An example: due to the asymmetry of knowledge, in some forms addressed by Karl Popper, which Taleb uses to define his “Black Swan” problem, one single observation can disprove a statement, while millions cannot confirm it; as such, disconfirmation is more rigorous than confirmation. Since we know a lot more about what is wrong than what is right, knowledge grows by subtraction much more than addition, given that what we think we know today might turn out to be wrong, but what we know to be wrong can’t turn out to be right.
Another: due to the prevalence of the Pareto principle, or the 80/20 rule, in which a small number of sources drive the vast majority of outcomes, it becomes very obvious where to look to drive change. We often think about it in the positive / additive sense of the rule, where 20% of stocks drive 80% of returns, or 20% of individuals hold 80% of the wealth (I’m simplifying here, as the nature of today’s world drives increasingly winner-take-all effects, where the rule looks more like a 99/1 distribution). But, through the eyes of via negativa, addressing the small number of homeless individuals that drive the disproportionate share of cost to states, or the sickest fraction of the population responsible for the majority of healthcare costs, elimination can be immensely more powerful. Combined with the powerful nature of subtractive knowledge, we’re much better off dealing with the known through elimination or resolution as opposed to additive problem solving. Less is more.

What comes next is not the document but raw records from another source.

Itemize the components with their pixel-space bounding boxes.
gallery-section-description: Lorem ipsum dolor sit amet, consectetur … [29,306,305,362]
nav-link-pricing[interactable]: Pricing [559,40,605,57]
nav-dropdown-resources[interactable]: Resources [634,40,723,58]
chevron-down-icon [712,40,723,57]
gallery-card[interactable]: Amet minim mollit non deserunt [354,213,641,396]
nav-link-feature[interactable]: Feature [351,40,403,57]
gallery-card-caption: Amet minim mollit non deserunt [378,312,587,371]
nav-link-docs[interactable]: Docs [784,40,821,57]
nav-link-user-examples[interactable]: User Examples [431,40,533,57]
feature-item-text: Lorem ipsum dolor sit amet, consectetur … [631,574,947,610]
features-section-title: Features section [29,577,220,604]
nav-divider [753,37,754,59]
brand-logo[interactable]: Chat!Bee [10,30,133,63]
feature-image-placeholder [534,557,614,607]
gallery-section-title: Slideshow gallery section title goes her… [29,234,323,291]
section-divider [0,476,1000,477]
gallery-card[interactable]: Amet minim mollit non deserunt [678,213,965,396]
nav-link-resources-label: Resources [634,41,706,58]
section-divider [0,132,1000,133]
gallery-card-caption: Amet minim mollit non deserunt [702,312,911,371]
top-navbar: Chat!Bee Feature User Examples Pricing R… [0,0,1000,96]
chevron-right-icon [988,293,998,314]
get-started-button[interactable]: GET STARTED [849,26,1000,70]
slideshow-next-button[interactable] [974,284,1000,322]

Not only does this via negativa lens hold a sound logic that just feels sound and makes sense, but where I am most struck by the implications are in the more personal realm. For me, the more impactful implication of the approach is in its beautiful simplicity, which in so many ways is a symbolic defiance of the current age of overwhelm (which I’ve touched on in more length in the previous pieces, so won’t belabor the point here).

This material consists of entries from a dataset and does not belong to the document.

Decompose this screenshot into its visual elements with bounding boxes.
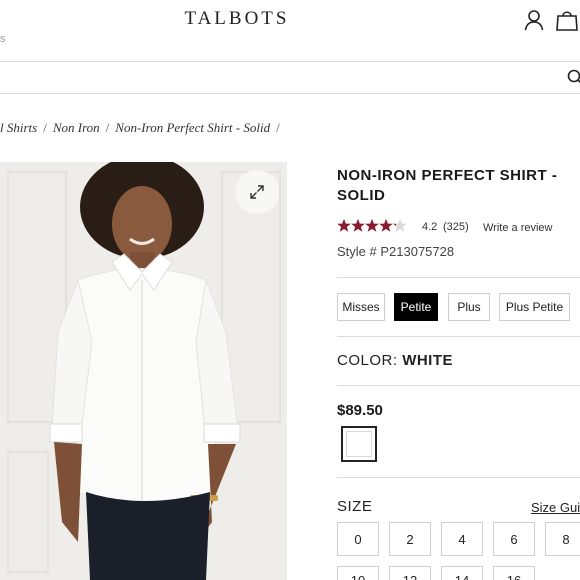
star-icon [365,218,379,232]
breadcrumb-separator: / [276,120,280,135]
divider [337,277,580,278]
breadcrumb-item[interactable]: l Shirts [0,120,37,135]
color-selection: COLOR: WHITE [337,352,453,369]
user-icon[interactable] [524,9,544,31]
divider [337,385,580,386]
color-swatch-white[interactable] [341,426,377,462]
size-option[interactable]: 2 [389,522,431,556]
expand-icon [250,185,264,199]
star-icon [337,218,351,232]
breadcrumb-item[interactable]: Non-Iron Perfect Shirt - Solid [115,120,270,135]
color-value: WHITE [402,352,454,369]
review-count[interactable]: (325) [443,221,469,233]
product-price: $89.50 [337,402,383,419]
size-label: SIZE [337,498,373,515]
brand-logo[interactable]: TALBOTS [0,8,474,30]
site-header: TALBOTS s [0,0,580,62]
breadcrumb-item[interactable]: Non Iron [53,120,100,135]
divider [337,477,580,478]
breadcrumb-separator: / [43,120,47,135]
size-option[interactable]: 4 [441,522,483,556]
fit-option-plus-petite[interactable]: Plus Petite [499,293,570,321]
swatch-fill [346,431,372,457]
product-title-line: NON-IRON PERFECT SHIRT - [337,167,558,184]
divider [337,336,580,337]
fit-option-petite[interactable]: Petite [394,293,438,321]
size-option[interactable]: 14 [441,566,483,580]
fit-option-misses[interactable]: Misses [337,293,385,321]
size-option[interactable]: 8 [545,522,580,556]
search-icon[interactable] [567,69,580,85]
star-icon [351,218,365,232]
product-photo-illustration [0,162,287,580]
color-label: COLOR: [337,352,398,369]
breadcrumb: l Shirts / Non Iron / Non-Iron Perfect Shirt… [0,120,286,136]
size-guide-link[interactable]: Size Guide [531,500,580,515]
size-option[interactable]: 12 [389,566,431,580]
product-title-line: SOLID [337,187,386,204]
star-icon [393,218,407,232]
product-image[interactable] [0,162,287,580]
size-option[interactable]: 16 [493,566,535,580]
size-option[interactable]: 6 [493,522,535,556]
size-option[interactable]: 10 [337,566,379,580]
shopping-bag-icon[interactable] [556,9,578,31]
size-option[interactable]: 0 [337,522,379,556]
style-number: Style # P213075728 [337,244,455,259]
star-icon [379,218,393,232]
breadcrumb-separator: / [105,120,110,135]
product-title: NON-IRON PERFECT SHIRT - SOLID [337,166,580,206]
nav-fragment[interactable]: s [0,33,6,45]
expand-image-button[interactable] [235,170,279,214]
fit-option-plus[interactable]: Plus [448,293,490,321]
rating-stars[interactable] [337,218,407,234]
write-review-link[interactable]: Write a review [483,222,552,234]
search-bar[interactable] [0,62,580,94]
rating-value: 4.2 [422,221,438,233]
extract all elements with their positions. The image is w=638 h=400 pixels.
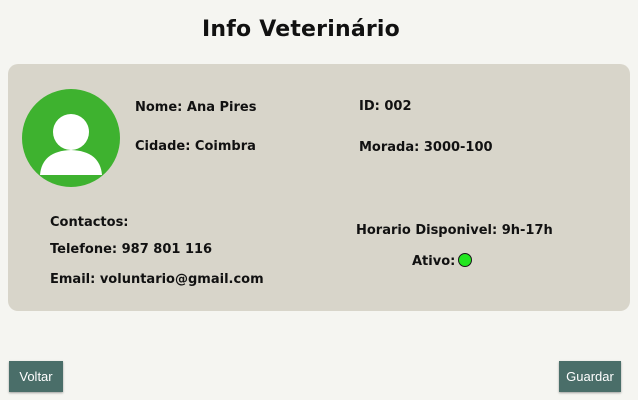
- active-status: Ativo:: [412, 253, 473, 269]
- status-dot-icon: [458, 253, 473, 267]
- vet-city: Cidade: Coimbra: [135, 139, 256, 154]
- back-button[interactable]: Voltar: [9, 361, 63, 392]
- contacts-label: Contactos:: [50, 215, 129, 230]
- vet-address: Morada: 3000-100: [359, 140, 493, 155]
- vet-email: Email: voluntario@gmail.com: [50, 272, 264, 287]
- vet-phone: Telefone: 987 801 116: [50, 242, 213, 257]
- save-button[interactable]: Guardar: [559, 361, 621, 392]
- page-title: Info Veterinário: [202, 17, 400, 42]
- vet-id: ID: 002: [359, 99, 412, 114]
- vet-info-card: Nome: Ana Pires Cidade: Coimbra ID: 002 …: [8, 64, 630, 311]
- user-avatar-icon: [22, 89, 120, 187]
- vet-schedule: Horario Disponivel: 9h-17h: [356, 223, 553, 238]
- active-label: Ativo:: [412, 254, 456, 269]
- vet-name: Nome: Ana Pires: [135, 100, 257, 115]
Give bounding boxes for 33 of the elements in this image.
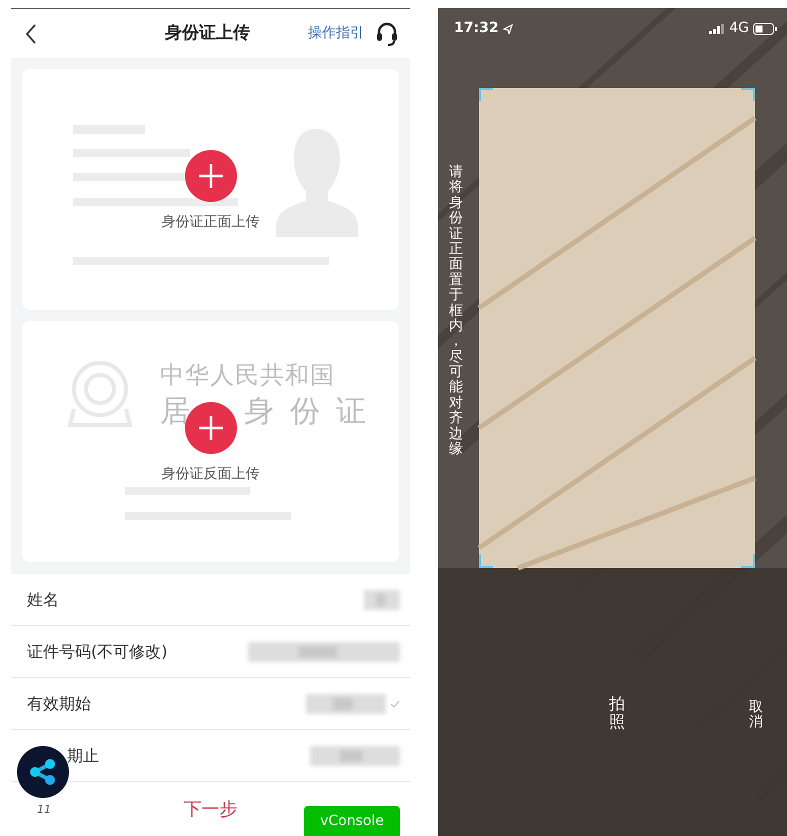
frame-corner: [741, 88, 755, 102]
blurred-value: [364, 590, 400, 610]
battery-icon: [753, 22, 777, 34]
watermark-text: 中华人民共和国: [160, 360, 335, 391]
status-time: 17:32: [454, 19, 499, 38]
field-label: 期止: [66, 744, 99, 766]
watermark-text: 身份证: [244, 393, 382, 431]
watermark-text: 居: [160, 393, 206, 431]
next-button[interactable]: 下一步: [178, 794, 244, 824]
badge-number: 11: [37, 802, 51, 818]
back-icon[interactable]: [25, 24, 37, 44]
frame-corner: [741, 554, 755, 568]
signal-icon: [709, 24, 726, 34]
plus-icon: [198, 163, 224, 189]
page-title: 身份证上传: [164, 22, 251, 45]
cancel-button[interactable]: 取消: [749, 700, 763, 731]
guide-link[interactable]: 操作指引: [308, 23, 364, 44]
add-button[interactable]: [184, 150, 236, 202]
plus-icon: [198, 415, 224, 441]
frame-corner: [479, 88, 493, 102]
field-label: 证件号码(不可修改): [27, 640, 168, 662]
field-label: 有效期始: [27, 692, 91, 714]
frame-corner: [479, 554, 493, 568]
hint-text: 请将身份证正面置于框内，尽可能对齐边缘: [449, 165, 463, 458]
shutter-button[interactable]: 拍照: [609, 695, 625, 730]
floating-button[interactable]: [17, 746, 69, 798]
field-label: 姓名: [27, 588, 59, 610]
location-icon: [502, 24, 513, 34]
upload-label: 身份证反面上传: [162, 465, 260, 484]
share-icon: [28, 757, 58, 787]
headset-icon[interactable]: [376, 22, 398, 46]
upload-label: 身份证正面上传: [162, 213, 260, 232]
network-label: 4G: [729, 19, 749, 38]
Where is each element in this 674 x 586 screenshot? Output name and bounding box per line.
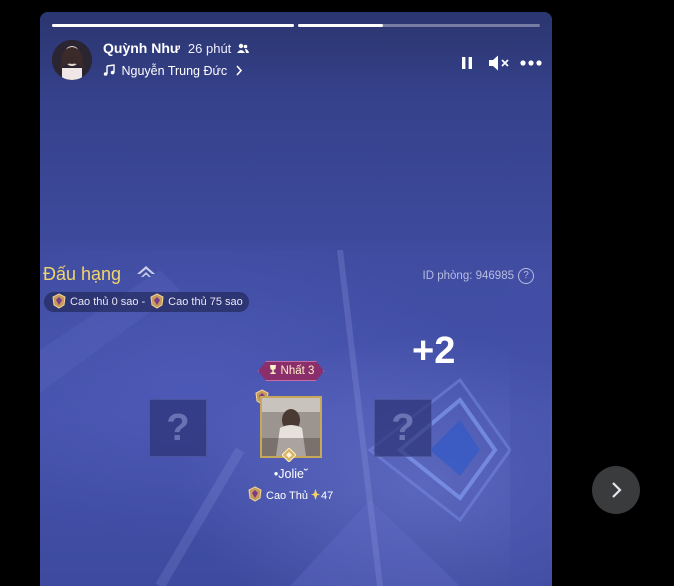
mute-button[interactable] [488, 52, 510, 74]
rank-from: Cao thủ 0 sao [70, 296, 139, 308]
extra-players-count: +2 [412, 330, 456, 372]
mute-icon [489, 55, 509, 71]
rank-to: Cao thủ 75 sao [168, 296, 243, 308]
story-progress-1 [52, 24, 294, 27]
music-link[interactable]: Nguyễn Trung Đức [103, 64, 243, 79]
story-progress-2 [298, 24, 540, 27]
author-avatar[interactable] [52, 40, 92, 80]
rank-emblem-icon [246, 486, 264, 505]
author-name[interactable]: Quỳnh Như [103, 40, 180, 56]
rank-emblem-icon [148, 292, 166, 312]
game-mode-label: Đấu hạng [43, 264, 122, 284]
top-rank-badge: Nhất 3 [258, 361, 324, 381]
help-icon: ? [518, 268, 534, 284]
rank-emblem-icon [50, 292, 68, 312]
chevron-right-icon [235, 65, 243, 79]
room-id-label: ID phòng: 946985 [422, 270, 514, 283]
empty-slot-left: ? [149, 399, 207, 457]
post-time[interactable]: 26 phút [188, 41, 231, 56]
more-options-button[interactable] [520, 52, 542, 74]
star-icon [311, 488, 320, 503]
author-info: Quỳnh Như 26 phút [103, 40, 250, 57]
pause-icon [462, 57, 472, 69]
rank-range: Cao thủ 0 sao - Cao thủ 75 sao [44, 292, 249, 312]
story-viewer: Quỳnh Như 26 phút Nguyễn Trung Đức Đấu h… [40, 12, 552, 586]
trophy-icon [268, 364, 278, 378]
music-title: Nguyễn Trung Đức [121, 64, 228, 78]
question-mark-icon: ? [166, 406, 190, 449]
rank-separator: - [141, 296, 146, 308]
player-rank-label: Cao Thủ [266, 489, 308, 502]
game-mode-title: Đấu hạng [43, 264, 156, 287]
player-stars: 47 [321, 489, 334, 502]
gem-icon [281, 447, 297, 467]
top-rank-label: Nhất 3 [280, 365, 315, 377]
room-id: ID phòng: 946985? [423, 268, 534, 284]
music-note-icon [103, 64, 115, 79]
player-rank: Cao Thủ 47 [246, 486, 333, 505]
more-icon [520, 60, 542, 66]
empty-slot-right: ? [374, 399, 432, 457]
friends-icon [237, 41, 250, 57]
player-name: •Jolie˘ [273, 467, 309, 481]
next-story-button[interactable] [592, 466, 640, 514]
pause-button[interactable] [456, 52, 478, 74]
question-mark-icon: ? [391, 406, 415, 449]
chevron-right-icon [612, 482, 622, 498]
home-icon [136, 264, 156, 287]
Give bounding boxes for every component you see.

Via negative is what has made this COVID-induced reflective period so impactful - I just didn’t yet have a concept like via negativa that so cleanly encompasses the point.

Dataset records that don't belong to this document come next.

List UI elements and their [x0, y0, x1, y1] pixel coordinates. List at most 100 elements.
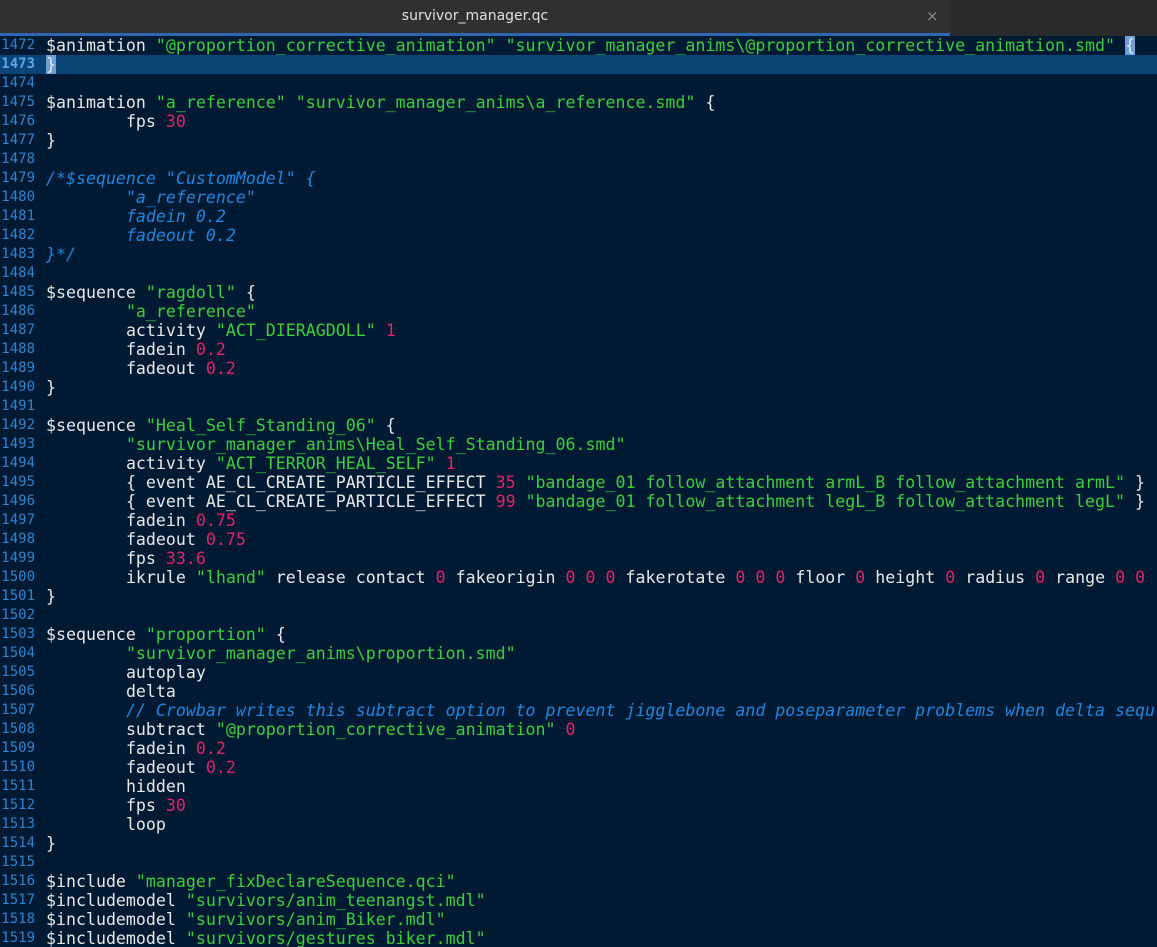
- code-line[interactable]: 1483}*/: [0, 245, 1157, 264]
- line-code: /*$sequence "CustomModel" {: [46, 169, 316, 188]
- number-literal: 0: [855, 568, 866, 587]
- code-text: {: [375, 416, 396, 435]
- line-code: autoplay: [46, 663, 206, 682]
- code-text: delta: [46, 682, 176, 701]
- comment: fadein 0.2: [46, 207, 226, 226]
- code-text: fps: [46, 549, 166, 568]
- code-line[interactable]: 1506 delta: [0, 682, 1157, 701]
- line-code: "a_reference": [46, 302, 256, 321]
- code-editor[interactable]: 1472 $animation "@proportion_corrective_a…: [0, 36, 1157, 947]
- code-line[interactable]: 1505 autoplay: [0, 663, 1157, 682]
- line-number: 1499: [1, 550, 35, 566]
- line-code: // Crowbar writes this subtract option t…: [46, 701, 1155, 720]
- code-text: {: [265, 625, 286, 644]
- number-literal: 0.2: [205, 758, 236, 777]
- code-line[interactable]: 1491: [0, 397, 1157, 416]
- code-text: }: [46, 131, 56, 150]
- close-icon[interactable]: ×: [926, 7, 939, 25]
- code-text: }: [46, 587, 56, 606]
- code-line[interactable]: 1502: [0, 606, 1157, 625]
- line-number: 1481: [1, 208, 35, 224]
- code-line[interactable]: 1479 /*$sequence "CustomModel" {: [0, 169, 1157, 188]
- code-line[interactable]: 1496 { event AE_CL_CREATE_PARTICLE_EFFEC…: [0, 492, 1157, 511]
- code-line[interactable]: 1478: [0, 150, 1157, 169]
- line-code: fadein 0.2: [46, 207, 226, 226]
- code-line[interactable]: 1481 fadein 0.2: [0, 207, 1157, 226]
- code-line[interactable]: 1500 ikrule "lhand" release contact 0 fa…: [0, 568, 1157, 587]
- code-line[interactable]: 1487 activity "ACT_DIERAGDOLL" 1: [0, 321, 1157, 340]
- code-line[interactable]: 1514}: [0, 834, 1157, 853]
- line-code: fadein 0.2: [46, 739, 226, 758]
- line-number: 1519: [1, 930, 35, 946]
- line-number: 1517: [1, 892, 35, 908]
- code-line[interactable]: 1497 fadein 0.75: [0, 511, 1157, 530]
- comment: fadeout 0.2: [46, 226, 236, 245]
- comment: /*$sequence "CustomModel" {: [46, 169, 316, 188]
- code-line[interactable]: 1517 $includemodel "survivors/anim_teenan…: [0, 891, 1157, 910]
- number-literal: 1: [445, 454, 456, 473]
- line-code: }: [46, 378, 56, 397]
- comment: // Crowbar writes this subtract option t…: [125, 701, 1155, 720]
- code-line[interactable]: 1507 // Crowbar writes this subtract opt…: [0, 701, 1157, 720]
- code-line[interactable]: 1499 fps 33.6: [0, 549, 1157, 568]
- line-number: 1496: [1, 493, 35, 509]
- code-line[interactable]: 1513 loop: [0, 815, 1157, 834]
- code-line[interactable]: 1519 $includemodel "survivors/gestures_bi…: [0, 929, 1157, 947]
- code-line[interactable]: 1494 activity "ACT_TERROR_HEAL_SELF" 1: [0, 454, 1157, 473]
- code-line[interactable]: 1504 "survivor_manager_anims\proportion.…: [0, 644, 1157, 663]
- code-line[interactable]: 1484: [0, 264, 1157, 283]
- number-literal: 0.2: [195, 340, 226, 359]
- line-code: activity "ACT_TERROR_HEAL_SELF" 1: [46, 454, 456, 473]
- code-line[interactable]: 1486 "a_reference": [0, 302, 1157, 321]
- code-line[interactable]: 1511 hidden: [0, 777, 1157, 796]
- code-line[interactable]: 1482 fadeout 0.2: [0, 226, 1157, 245]
- code-line[interactable]: 1508 subtract "@proportion_corrective_an…: [0, 720, 1157, 739]
- line-code: }: [46, 587, 56, 606]
- code-line[interactable]: 1515: [0, 853, 1157, 872]
- line-number: 1504: [1, 645, 35, 661]
- number-literal: 0 0: [1115, 568, 1146, 587]
- code-line[interactable]: 1509 fadein 0.2: [0, 739, 1157, 758]
- code-line[interactable]: 1492 $sequence "Heal_Self_Standing_06" {: [0, 416, 1157, 435]
- code-text: {: [235, 283, 256, 302]
- line-number: 1484: [1, 265, 35, 281]
- code-line[interactable]: 1501}: [0, 587, 1157, 606]
- string-literal: "@proportion_corrective_animation" "surv…: [155, 36, 1115, 55]
- code-text: }: [46, 378, 56, 397]
- line-code: $animation "@proportion_corrective_anima…: [46, 36, 1135, 55]
- code-line[interactable]: 1475 $animation "a_reference" "survivor_m…: [0, 93, 1157, 112]
- code-line[interactable]: 1498 fadeout 0.75: [0, 530, 1157, 549]
- code-line[interactable]: 1512 fps 30: [0, 796, 1157, 815]
- code-line[interactable]: 1474: [0, 74, 1157, 93]
- code-line[interactable]: 1473}: [0, 55, 1157, 74]
- line-code: }*/: [46, 245, 76, 264]
- string-literal: "survivor_manager_anims\proportion.smd": [125, 644, 516, 663]
- code-line[interactable]: 1516 $include "manager_fixDeclareSequence…: [0, 872, 1157, 891]
- line-code: activity "ACT_DIERAGDOLL" 1: [46, 321, 396, 340]
- code-line[interactable]: 1503 $sequence "proportion" {: [0, 625, 1157, 644]
- code-line[interactable]: 1489 fadeout 0.2: [0, 359, 1157, 378]
- code-text: fakerotate: [615, 568, 736, 587]
- number-literal: 99: [495, 492, 516, 511]
- code-line[interactable]: 1480 "a_reference": [0, 188, 1157, 207]
- code-line[interactable]: 1518 $includemodel "survivors/anim_Biker.…: [0, 910, 1157, 929]
- code-line[interactable]: 1485 $sequence "ragdoll" {: [0, 283, 1157, 302]
- code-line[interactable]: 1488 fadein 0.2: [0, 340, 1157, 359]
- line-code: $includemodel "survivors/anim_teenangst.…: [46, 891, 486, 910]
- code-text: fadeout: [46, 530, 206, 549]
- code-line[interactable]: 1472 $animation "@proportion_corrective_a…: [0, 36, 1157, 55]
- line-number: 1501: [1, 588, 35, 604]
- code-line[interactable]: 1495 { event AE_CL_CREATE_PARTICLE_EFFEC…: [0, 473, 1157, 492]
- line-code: $sequence "proportion" {: [46, 625, 286, 644]
- code-line[interactable]: 1477}: [0, 131, 1157, 150]
- code-line[interactable]: 1476 fps 30: [0, 112, 1157, 131]
- code-line[interactable]: 1493 "survivor_manager_anims\Heal_Self_S…: [0, 435, 1157, 454]
- tab-survivor-manager[interactable]: survivor_manager.qc ×: [0, 0, 950, 36]
- code-line[interactable]: 1510 fadeout 0.2: [0, 758, 1157, 777]
- line-code: fps 30: [46, 112, 186, 131]
- code-line[interactable]: 1490}: [0, 378, 1157, 397]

I wrote about how it has been precisely the removal of our usual rituals and life as we knew it that has served to illuminate the core pieces of our life and personal value as they stand in “stark relief.” When things are so starkly illuminated, you can’t help but think about them. And when you can’t help but think about them, there are a lot of realizations that are given space to rise that otherwise wouldn’t have - some of confirmation (things we do that matter), some of change (things we do that don’t matter; or things we don’t do that do matter). But also some of confusion, where we feel something but don’t know what to make of it.
And it doesn’t really matter what the outcome is. What does matter is that space is given for reflection, especially in a world where our lives feel more full than ever.
What a gift - all enabled the via negativa way.